Veto Factors, Part 3
- Neil Clark Warren eHarmony.com
- 2005 2 Mar
Veto Factors is a term I use to describe a characteristic of a relationship that makes this relationship simply unworkable for one or both people.
In my previous installments I listed Family Planning, Smoking/Drinking, Spirituality and Ethnicity/Race issues as veto factors in any new relationship. I believe these issues are so important that disharmony on any of them with a future mate should be reason to end the relationship.
Now it’s time to examine two more of my ten veto factors.
Veto Factor Number 5
The fifth veto factor is the importance of education. I know some persons for whom college education is an expectation for their children. If they were to marry another person who thought that college education wasn’t important for their children, it would be extremely difficult for them. I grew up in a family in which no one went to college. As a matter of fact, out of my entire family and all my cousins and so forth, as far as I know I was the only one who went to college.
But in the family Marilyn and I created, going to college was not assumed to be something that maybe you would do and maybe you wouldn’t. All of our kids knew from the time that they were born that they were going to go to college. And in the families of our daughters and sons-in-law, we believe that all of our grandkids will go to college. We are interested in the fact that they began pointing toward college early in their lives.
If for instance, however, I had married a person who didn’t believe in college education nearly as much as Marilyn did or maybe thought it was optional, I might’ve had a lot of difficulty with that. Especially if I felt that my wife was beginning to have some influence on our kids such that they were opting not to go to college. I would’ve considered that a violation to everything that I hold important. How about you? Do you take a strong position on the importance of education in the family? If you do then you need to find a person who takes a very similar position on this; otherwise, this fifth veto factor area may apply to you.
Veto Factor Number 6
The sixth veto factor area is what I call the roles of husband and wife, including work distribution. Let me talk about this because this could be a little bit controversial. The role that the husband should take in the home may vary and the role the wife may take in the home may vary from family to family. I say the important thing is that the two of them, within their family, agree on what those roles should be.

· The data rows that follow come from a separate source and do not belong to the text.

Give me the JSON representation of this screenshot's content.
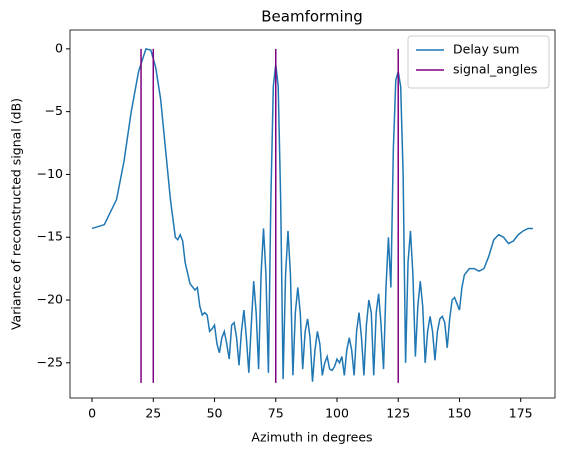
{
  "chart_data": {
    "type": "line",
    "title": "Beamforming",
    "x_label": "Azimuth in degrees",
    "y_label": "Variance of reconstructed signal (dB)",
    "x": [
      0,
      5,
      10,
      13,
      16,
      19,
      22,
      24,
      26,
      28,
      30,
      32,
      34,
      35,
      36,
      37,
      38,
      40,
      42,
      43,
      44,
      45,
      46,
      47,
      48,
      49,
      50,
      51,
      52,
      53,
      54,
      55,
      56,
      57,
      58,
      59,
      60,
      61,
      62,
      63,
      64,
      65,
      66,
      67,
      68,
      69,
      70,
      71,
      72,
      73,
      74,
      75,
      76,
      77,
      78,
      79,
      80,
      81,
      82,
      83,
      84,
      85,
      86,
      87,
      88,
      89,
      90,
      91,
      92,
      93,
      94,
      95,
      96,
      97,
      98,
      99,
      100,
      101,
      102,
      103,
      104,
      105,
      106,
      107,
      108,
      109,
      110,
      111,
      112,
      113,
      114,
      115,
      116,
      117,
      118,
      119,
      120,
      121,
      122,
      123,
      124,
      125,
      126,
      127,
      128,
      129,
      130,
      131,
      132,
      133,
      134,
      135,
      136,
      137,
      138,
      139,
      140,
      141,
      142,
      143,
      144,
      145,
      146,
      147,
      148,
      149,
      150,
      151,
      152,
      154,
      156,
      158,
      160,
      162,
      164,
      166,
      168,
      170,
      172,
      174,
      176,
      178,
      180
    ],
    "series": [
      {
        "name": "Delay sum",
        "color": "#1f77b4",
        "values": [
          -14.3,
          -14.0,
          -12,
          -9,
          -5,
          -1.8,
          0,
          -0.1,
          -1.5,
          -4,
          -8,
          -12,
          -15,
          -15.2,
          -14.8,
          -15.3,
          -17,
          -18.7,
          -19.2,
          -19,
          -20.5,
          -21.2,
          -21,
          -21.2,
          -22.5,
          -22.3,
          -22,
          -23.5,
          -24.2,
          -23,
          -22.5,
          -23.5,
          -24.7,
          -22,
          -21.8,
          -23,
          -25.2,
          -22.5,
          -20.8,
          -23,
          -25.8,
          -22,
          -18.5,
          -21,
          -25.5,
          -18,
          -14.3,
          -18,
          -25.8,
          -12,
          -3,
          -1.2,
          -3,
          -12,
          -26.3,
          -18,
          -14.5,
          -18,
          -26,
          -21,
          -19,
          -21,
          -25.5,
          -22.5,
          -21.5,
          -23,
          -26.5,
          -24,
          -22.5,
          -23.5,
          -26,
          -25,
          -24.5,
          -25.5,
          -25.6,
          -25.3,
          -24.7,
          -25,
          -24.5,
          -26,
          -24,
          -23,
          -24,
          -26,
          -22.5,
          -21,
          -23,
          -26,
          -22,
          -20,
          -21,
          -26,
          -21,
          -19.5,
          -22,
          -25.5,
          -19,
          -15,
          -19,
          -8,
          -2.5,
          -1.8,
          -3,
          -10,
          -25,
          -17,
          -14.5,
          -18,
          -24.5,
          -20.5,
          -18.5,
          -20.5,
          -25,
          -22.5,
          -21.3,
          -22.5,
          -24.8,
          -22.5,
          -21.5,
          -21.3,
          -21.8,
          -23.8,
          -21.5,
          -20,
          -19.8,
          -20.3,
          -20.8,
          -19,
          -18,
          -17.5,
          -17.5,
          -17.7,
          -17.5,
          -16.5,
          -15.2,
          -14.8,
          -15,
          -15.5,
          -15.3,
          -14.8,
          -14.5,
          -14.3,
          -14.3
        ]
      }
    ],
    "vlines": {
      "name": "signal_angles",
      "color": "purple",
      "x": [
        20,
        25,
        75,
        125
      ],
      "ymin": -26.6,
      "ymax": 0
    },
    "xlim": [
      -9,
      189
    ],
    "ylim": [
      -27.8,
      1.5
    ],
    "xticks": [
      0,
      25,
      50,
      75,
      100,
      125,
      150,
      175
    ],
    "yticks": [
      0,
      {
        "value": -5,
        "label": "−5"
      },
      {
        "value": -10,
        "label": "−10"
      },
      {
        "value": -15,
        "label": "−15"
      },
      {
        "value": -20,
        "label": "−20"
      },
      {
        "value": -25,
        "label": "−25"
      }
    ],
    "legend": "upper right"
  }
}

For instance, the other night, Marilyn and I went to a home in which the man had on an apron. He cooked the whole dinner. He was in charge of making sure that everything went well. His wife was sitting out in the living room with us. It was a great night. They obviously enjoyed each other very much. And so I asked. "Well, do you cook all the time, John?" He said, "Yeah, I cook a lot." And she said, "Yeah, he loves cooking and I like having him cook." So I said, "Well, do you find yourself so tired at the end of the day that it’s hard for you to get the-. He interrupted and said, "No. She works longer hours than I do and I work fewer hours than she does."
This is not the traditional way, but it works beautifully for them. Work distribution simply needs to be determined well in advance. I have known some couples who have come to me for psychotherapy for whom this was a major source of grievance within the family.

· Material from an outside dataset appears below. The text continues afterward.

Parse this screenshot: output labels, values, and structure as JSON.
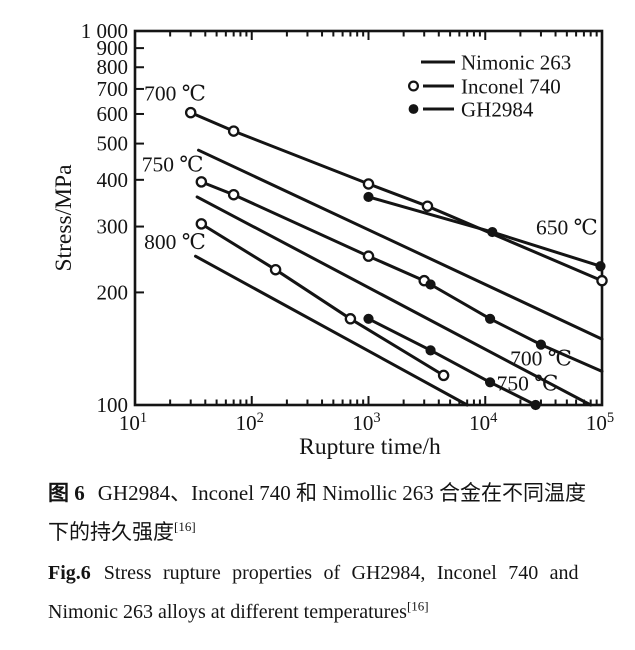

I actually know some married couples today in which the wife works outside the home and the man stays inside the home and does all the traditional "wifely" things. He enjoys being with the kids. He enjoys doing these things around the house and she enjoys being out in the world.

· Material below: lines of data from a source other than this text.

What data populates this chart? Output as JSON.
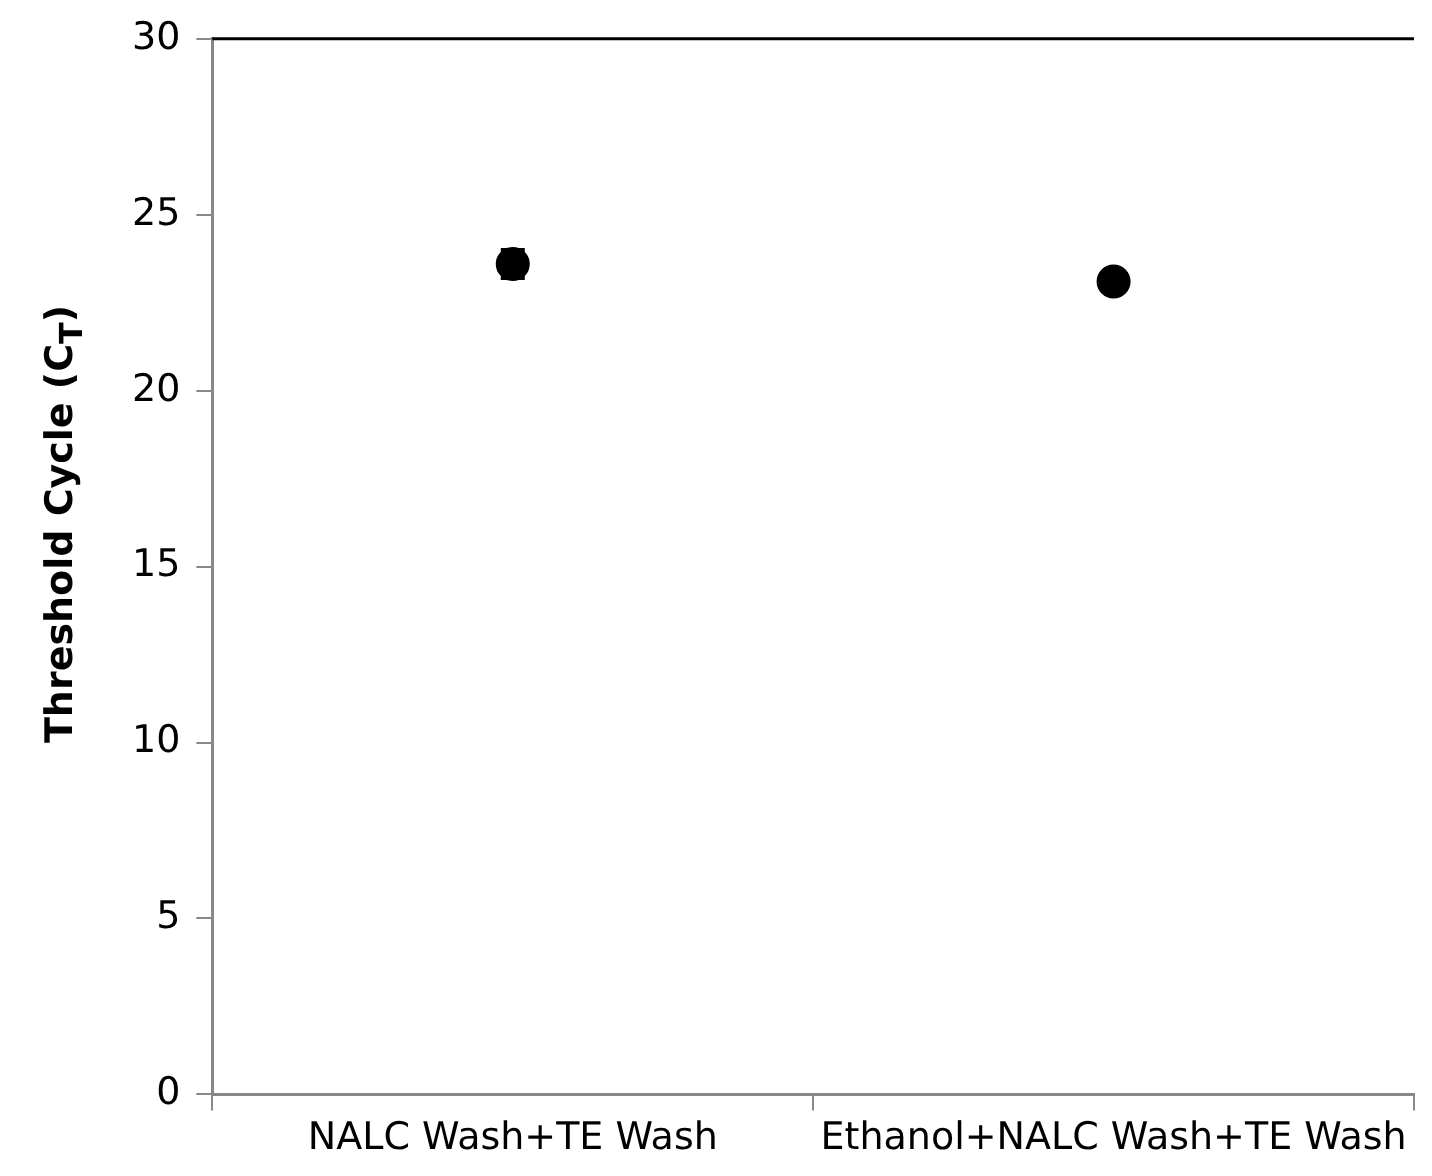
{
  "chart_data": {
    "type": "scatter",
    "ylabel": "Threshold Cycle (C$_{T}$)",
    "categories": [
      "NALC Wash+TE Wash",
      "Ethanol+NALC Wash+TE Wash"
    ],
    "series": [
      {
        "color": "#000000",
        "values": [
          23.6,
          23.1
        ],
        "errors": [
          0.4,
          null
        ]
      }
    ],
    "ylim": [
      0,
      30
    ],
    "yticks": [
      0,
      5,
      10,
      15,
      20,
      25,
      30
    ],
    "grid": false,
    "legend": false,
    "marker": "circle"
  }
}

I simply suggest to you that you get this taken care of ahead of time. Make sure you have total agreement in this area because if you don’t, the differences between the two of you may well serve as veto factors that you’ll want to take very seriously. The work distribution within a home and between two people is so important to the eventual success of the marriage that if you don’t have agreement on it, you don’t want to proceed with the marriage.